Radioterapia adjuvante de-escalonada é eficaz em câncer de orofaringe

Radioterapia adjuvante de-escalonada mostrou menos toxicidade e mesma eficácia em parte dos pacientes com câncer de orofaringe por HPV. Leia o estudo!

O câncer de orofaringe associado ao HPV é hoje um dos tumores que mais crescem nos países desenvolvidos, especialmente entre homens de meia-idade com poucos fatores de risco clássicos como o tabagismo.

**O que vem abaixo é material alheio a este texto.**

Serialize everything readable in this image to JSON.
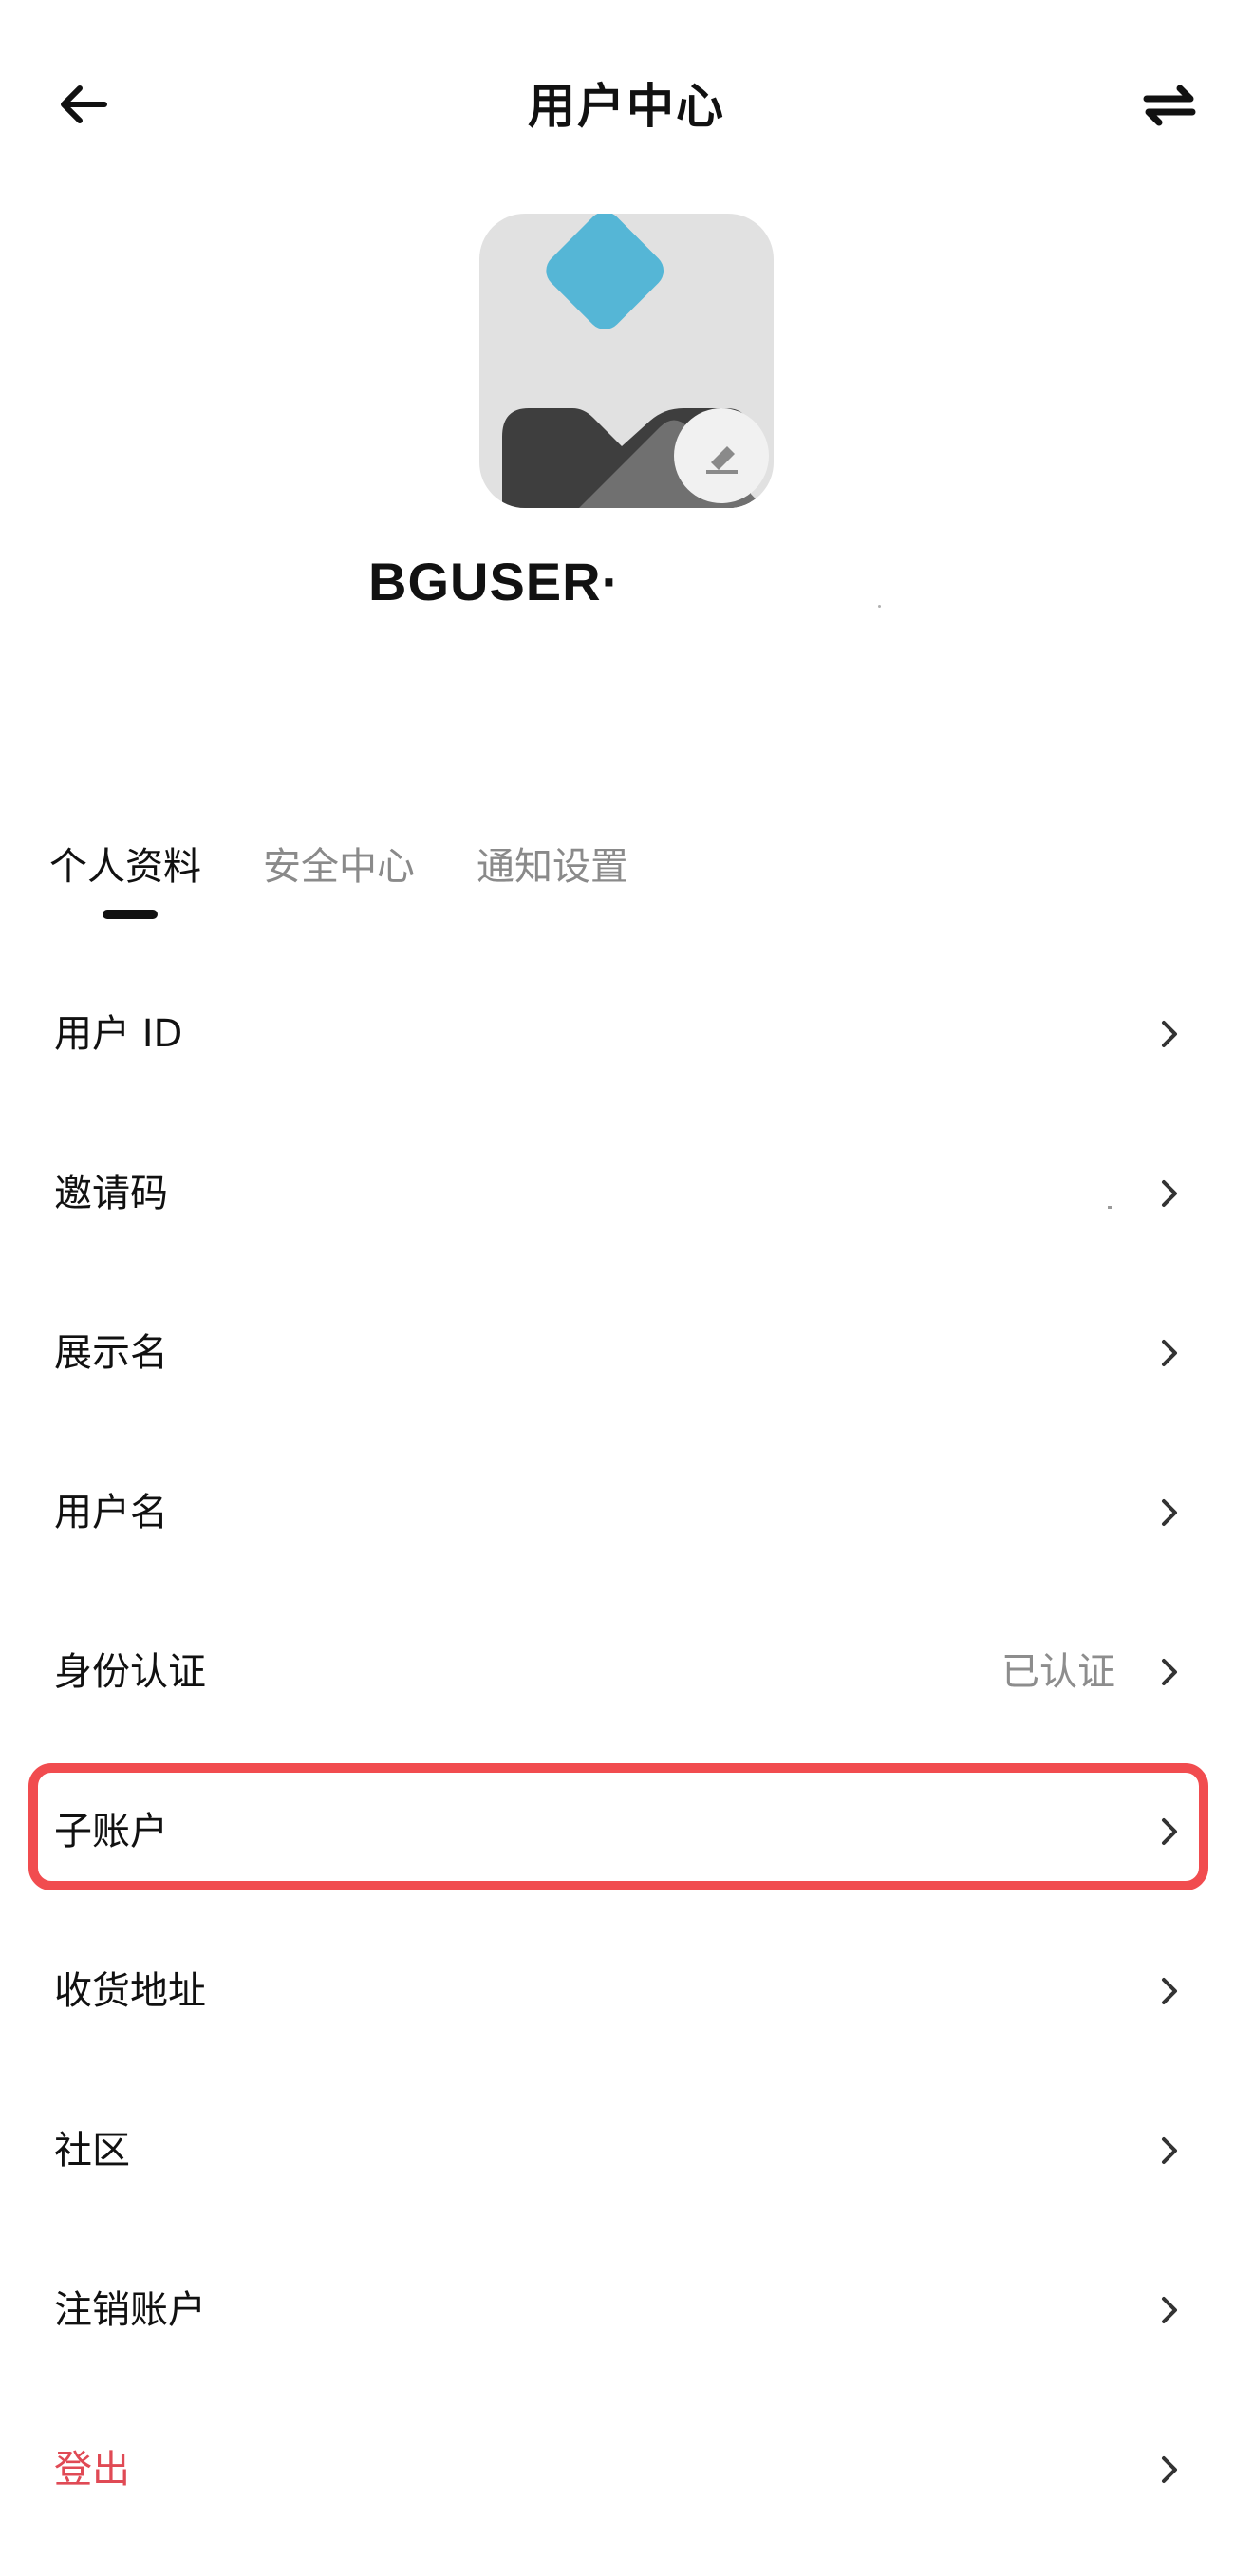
{
  "header": {
    "title": "用户中心",
    "back_icon": "arrow-left-icon",
    "switch_icon": "swap-arrows-icon"
  },
  "profile": {
    "username": "BGUSER·",
    "avatar_icon": "placeholder-image-icon",
    "edit_icon": "pencil-eraser-icon",
    "avatar_accent_color": "#55b6d6"
  },
  "tabs": [
    {
      "label": "个人资料",
      "active": true
    },
    {
      "label": "安全中心",
      "active": false
    },
    {
      "label": "通知设置",
      "active": false
    }
  ],
  "list": [
    {
      "label": "用户 ID",
      "value": ""
    },
    {
      "label": "邀请码",
      "value": ""
    },
    {
      "label": "展示名",
      "value": ""
    },
    {
      "label": "用户名",
      "value": ""
    },
    {
      "label": "身份认证",
      "value": "已认证"
    },
    {
      "label": "子账户",
      "value": "",
      "highlighted": true
    },
    {
      "label": "收货地址",
      "value": ""
    },
    {
      "label": "社区",
      "value": ""
    },
    {
      "label": "注销账户",
      "value": ""
    },
    {
      "label": "登出",
      "value": "",
      "danger": true
    }
  ],
  "colors": {
    "highlight_border": "#f14c4f",
    "danger_text": "#e04a55",
    "secondary_text": "#8d8d8d"
  }
}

Graças à alta sensibilidade tumoral à radioterapia e à quimioterapia, esses pacientes apresentam excelentes taxas de cura, frequentemente superiores a 90%. O problema é que o preço desse sucesso tem sido alto: sequelas crônicas como xerostomia, disfagia, fibrose cervical, osteorradionecrose e perda auditiva comprometem gravemente a qualidade de vida. 

Por isso, há quase uma década a comunidade oncológica busca desintensificar o tratamento, mantendo a cura, mas com menos agressividade. A hipótese é que, se o tumor é mais radiossensível, talvez não seja necessário o mesmo volume e dose de radiação de um carcinoma escamoso tradicional do trato aerodigestivo superior. O estudo MC1675, conduzido pela Mayo Clinic e publicado no Lancet Oncology em setembro de 2025, é o primeiro ensaio clínico de fase 3 a testar de forma robusta uma redução radical de dose: 30-36 Gy em 2 semanas, comparado ao padrão de 60 Gy em 6 semanas. O objetivo era simples e direto, visando verificar se essa estratégia mantém o controle da doença com muito menos toxicidade.

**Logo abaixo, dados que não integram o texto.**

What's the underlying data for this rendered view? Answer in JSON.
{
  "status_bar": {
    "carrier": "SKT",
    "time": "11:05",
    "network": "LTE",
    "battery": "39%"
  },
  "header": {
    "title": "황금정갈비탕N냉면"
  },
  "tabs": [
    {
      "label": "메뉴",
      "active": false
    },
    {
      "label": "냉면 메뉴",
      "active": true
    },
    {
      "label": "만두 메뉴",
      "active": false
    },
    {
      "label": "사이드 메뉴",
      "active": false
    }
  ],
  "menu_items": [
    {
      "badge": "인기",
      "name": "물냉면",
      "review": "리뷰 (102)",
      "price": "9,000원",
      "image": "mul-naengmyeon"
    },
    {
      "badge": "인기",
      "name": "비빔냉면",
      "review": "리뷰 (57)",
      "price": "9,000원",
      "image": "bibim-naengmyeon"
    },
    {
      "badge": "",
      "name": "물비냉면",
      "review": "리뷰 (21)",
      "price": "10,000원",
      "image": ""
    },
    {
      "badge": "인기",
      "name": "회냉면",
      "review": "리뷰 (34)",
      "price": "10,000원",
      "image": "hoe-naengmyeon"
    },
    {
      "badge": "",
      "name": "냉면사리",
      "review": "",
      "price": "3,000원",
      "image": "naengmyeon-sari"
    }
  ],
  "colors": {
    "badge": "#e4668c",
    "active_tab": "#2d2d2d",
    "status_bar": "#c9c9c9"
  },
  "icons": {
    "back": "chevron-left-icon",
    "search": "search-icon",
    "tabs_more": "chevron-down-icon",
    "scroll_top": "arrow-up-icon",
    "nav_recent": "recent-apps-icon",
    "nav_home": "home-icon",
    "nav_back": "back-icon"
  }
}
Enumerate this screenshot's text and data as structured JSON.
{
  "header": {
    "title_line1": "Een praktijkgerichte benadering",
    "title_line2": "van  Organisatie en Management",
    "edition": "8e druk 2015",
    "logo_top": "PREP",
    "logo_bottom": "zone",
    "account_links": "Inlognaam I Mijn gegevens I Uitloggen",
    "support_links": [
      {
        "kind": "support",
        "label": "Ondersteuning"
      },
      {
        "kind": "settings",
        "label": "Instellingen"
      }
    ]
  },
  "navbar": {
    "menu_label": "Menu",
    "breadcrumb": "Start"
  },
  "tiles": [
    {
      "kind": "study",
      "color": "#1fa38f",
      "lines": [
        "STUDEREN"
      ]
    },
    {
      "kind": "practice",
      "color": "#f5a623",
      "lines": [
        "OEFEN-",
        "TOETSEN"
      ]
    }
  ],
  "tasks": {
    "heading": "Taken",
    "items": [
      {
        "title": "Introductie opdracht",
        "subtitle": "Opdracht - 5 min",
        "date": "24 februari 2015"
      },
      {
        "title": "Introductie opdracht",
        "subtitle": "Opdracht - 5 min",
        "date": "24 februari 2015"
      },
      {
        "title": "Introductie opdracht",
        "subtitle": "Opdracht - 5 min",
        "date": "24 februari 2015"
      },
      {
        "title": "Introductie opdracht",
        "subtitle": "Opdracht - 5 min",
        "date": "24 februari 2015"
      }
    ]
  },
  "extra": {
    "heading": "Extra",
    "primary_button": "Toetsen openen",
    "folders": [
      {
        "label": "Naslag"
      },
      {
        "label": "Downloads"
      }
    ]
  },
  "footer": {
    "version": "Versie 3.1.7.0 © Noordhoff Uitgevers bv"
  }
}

radioterapia em câncer de orofaringe

Desenho metodológico 

O MC1675 foi um ensaio clínico randomizado, aberto e controlado, conduzido em dois centros da Mayo Clinic (Minnesota e Arizona). Foram incluídos pacientes adultos com carcinoma epidermoide de orofaringe positivo para HPV, estágios III-IV (AJCC 7ª edição), todos operados com intenção curativa e com margens livres. Todos precisavam ter pelo menos um fator de risco patológico intermediário (como invasão linfovascular, invasão perineural, linfonodo >3 cm ou dois ou mais linfonodos acometidos) ou o fator de alto risco clássico: extensão extranodal (ENE).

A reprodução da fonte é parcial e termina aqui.